How to Spot an Employee that will Add Value & Bring Profit to Your Company

The HR department and department Managers in any company are always trying to successfully manage their workforce, and under continuous pressure to seek out talented candidates to fill positions needed in the company. However, if the task is incredibly complicated it could lead to mistakes affecting fundamental groundwork of the business.

The usual result is underperformance, poor HR optimisation, and the possible loss of talented employees.

Essentially, in every corporate industry the act of blindly rewarding past performance at one level of the organisation with promotion to higher levels of responsibility leads to employees and therefore ultimately reach a level where they can no longer perform at their optimum level of skill/time compared to their level of productivity.

When trying to see who is bringing the company profit and deserves additional recognition, levels of responsibility and work are typically somewhat diverse and how that individual will react to being promoted. It can be hard to determine how hard-working employees will perform at a specific level, unless they can be observed completing the higher level tasks for a long enough time to assess their true potential.

A commonly utilised method is called “mentoring framework” in which the employee considered for promotion is allocated tasks as per the replacement strategy to complete certain tasks of the superior position. The issue with using this method is that the Supervisor has to meet their own individual targets and it becomes difficult to know where to draw the line between how much work was actually completed by the promotable employee and the supervisor respectively. This method also is at risk of being influenced by supervisor bias.
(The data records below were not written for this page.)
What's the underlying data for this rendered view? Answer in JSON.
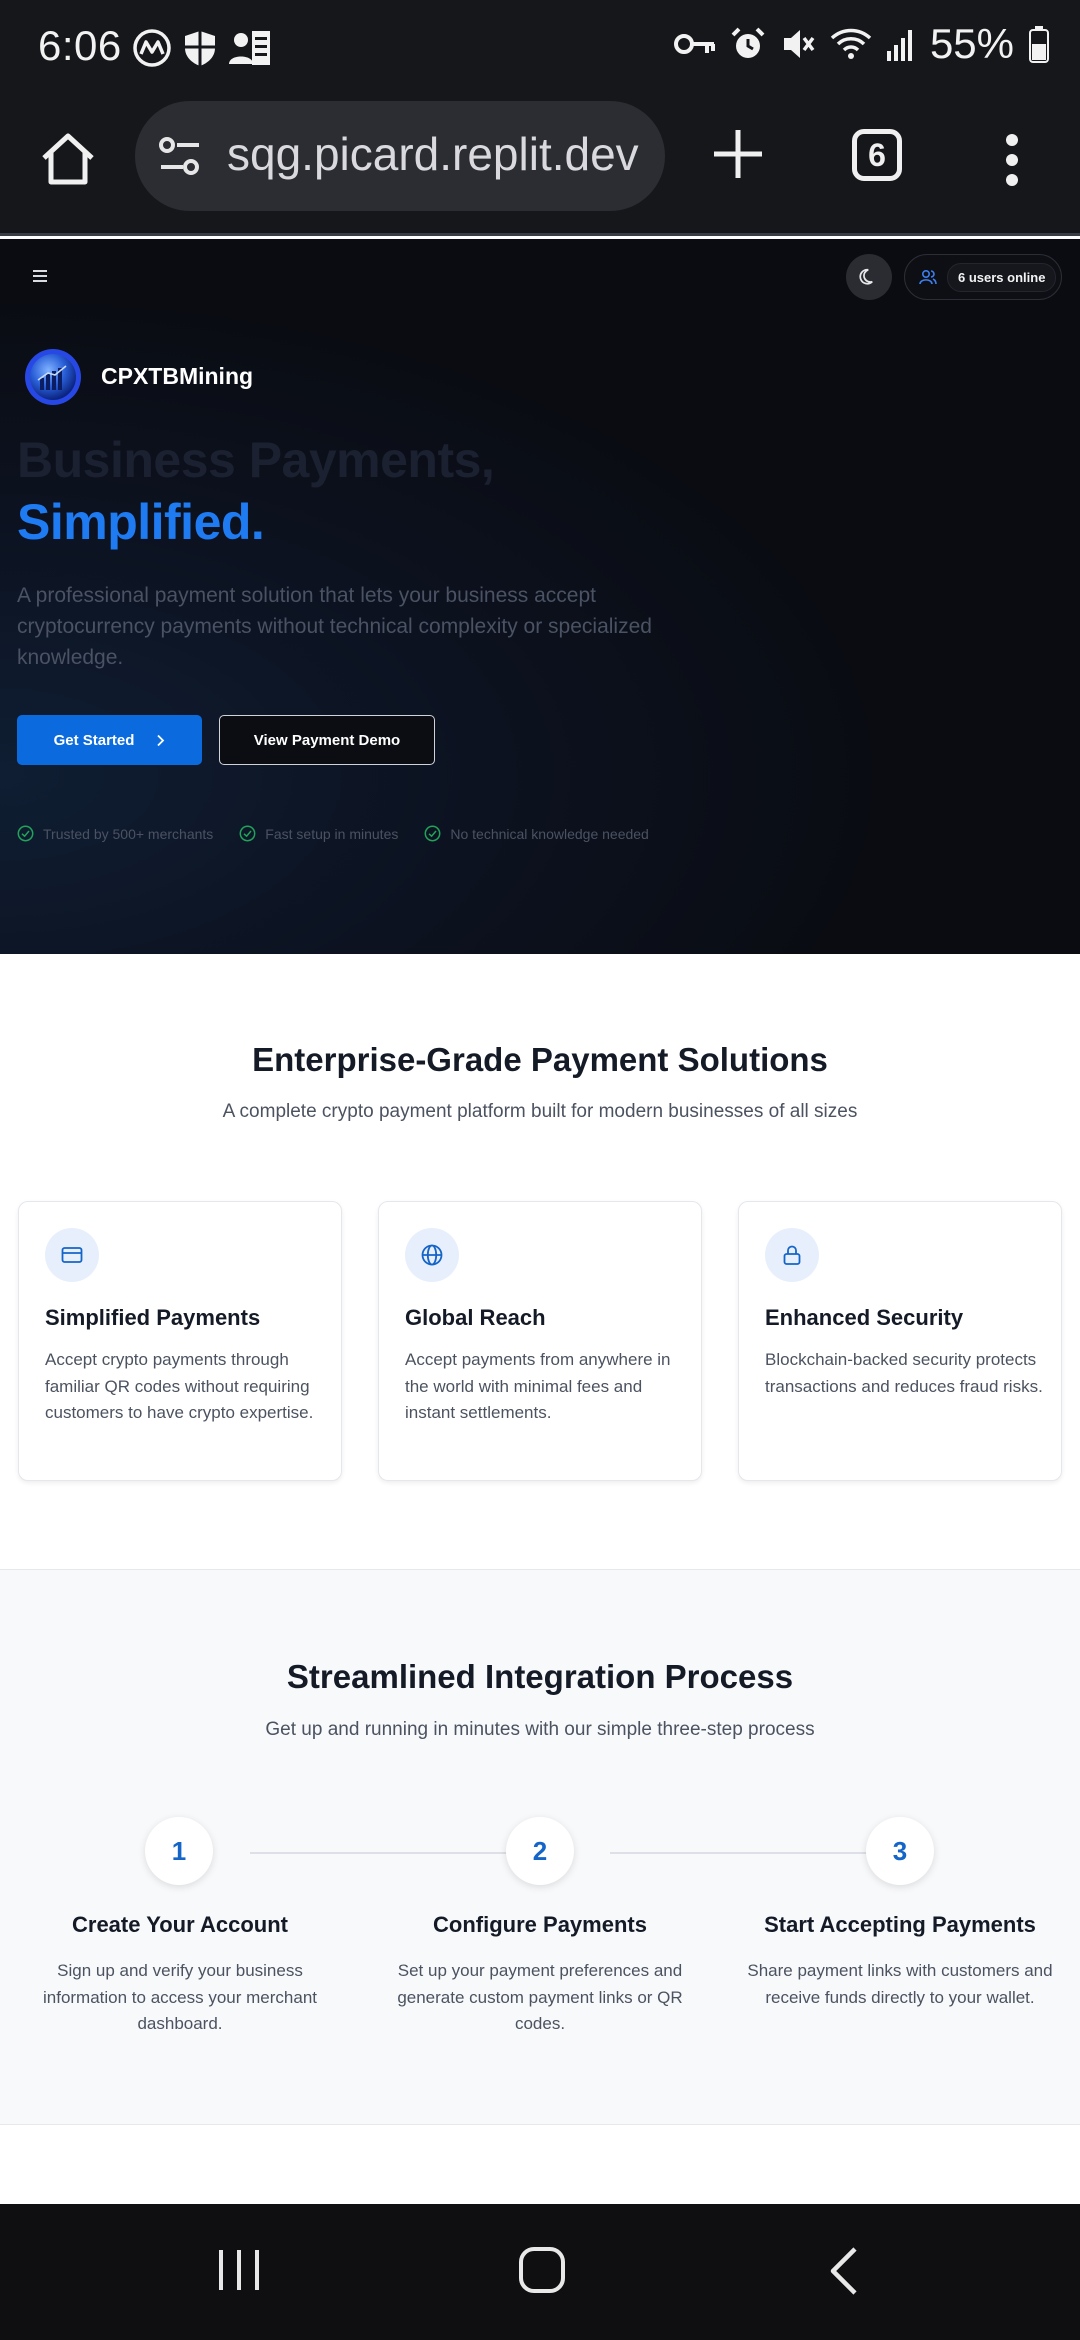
{
  "status_bar": {
    "time": "6:06",
    "battery": "55%",
    "icons": [
      "coinmarketcap-icon",
      "shield-icon",
      "contacts-icon",
      "vpn-key-icon",
      "alarm-icon",
      "mute-icon",
      "wifi-icon",
      "signal-icon",
      "battery-icon"
    ]
  },
  "browser": {
    "url": "sqg.picard.replit.dev",
    "tab_count": "6"
  },
  "hero": {
    "users_online": "6 users online",
    "brand": "CPXTBMining",
    "headline_line1": "Business Payments,",
    "headline_line2": "Simplified.",
    "description": "A professional payment solution that lets your business accept cryptocurrency payments without technical complexity or specialized knowledge.",
    "primary_button": "Get Started",
    "secondary_button": "View Payment Demo",
    "trust": [
      "Trusted by 500+ merchants",
      "Fast setup in minutes",
      "No technical knowledge needed"
    ],
    "colors": {
      "accent": "#1f7bf2",
      "button": "#0b6bde",
      "check": "#22a35a"
    }
  },
  "features": {
    "title": "Enterprise-Grade Payment Solutions",
    "subtitle": "A complete crypto payment platform built for modern businesses of all sizes",
    "cards": [
      {
        "icon": "credit-card-icon",
        "title": "Simplified Payments",
        "text": "Accept crypto payments through familiar QR codes without requiring customers to have crypto expertise."
      },
      {
        "icon": "globe-icon",
        "title": "Global Reach",
        "text": "Accept payments from anywhere in the world with minimal fees and instant settlements."
      },
      {
        "icon": "lock-icon",
        "title": "Enhanced Security",
        "text": "Blockchain-backed security protects transactions and reduces fraud risks."
      }
    ]
  },
  "integration": {
    "title": "Streamlined Integration Process",
    "subtitle": "Get up and running in minutes with our simple three-step process",
    "steps": [
      {
        "number": "1",
        "title": "Create Your Account",
        "text": "Sign up and verify your business information to access your merchant dashboard."
      },
      {
        "number": "2",
        "title": "Configure Payments",
        "text": "Set up your payment preferences and generate custom payment links or QR codes."
      },
      {
        "number": "3",
        "title": "Start Accepting Payments",
        "text": "Share payment links with customers and receive funds directly to your wallet."
      }
    ]
  }
}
One way to avoid bias is to create an intelligent replacement strategy, where a number of proposed employees for a potential promotion are tested on the same daily tasks, only on different days. By tasking them with the responsibilities they would have to carry in the future every day, if promoted. No feedback can adequately or accurately measure an employee’s future performance at a different level, except by putting the employee at that level for a short-term duration to observe the results.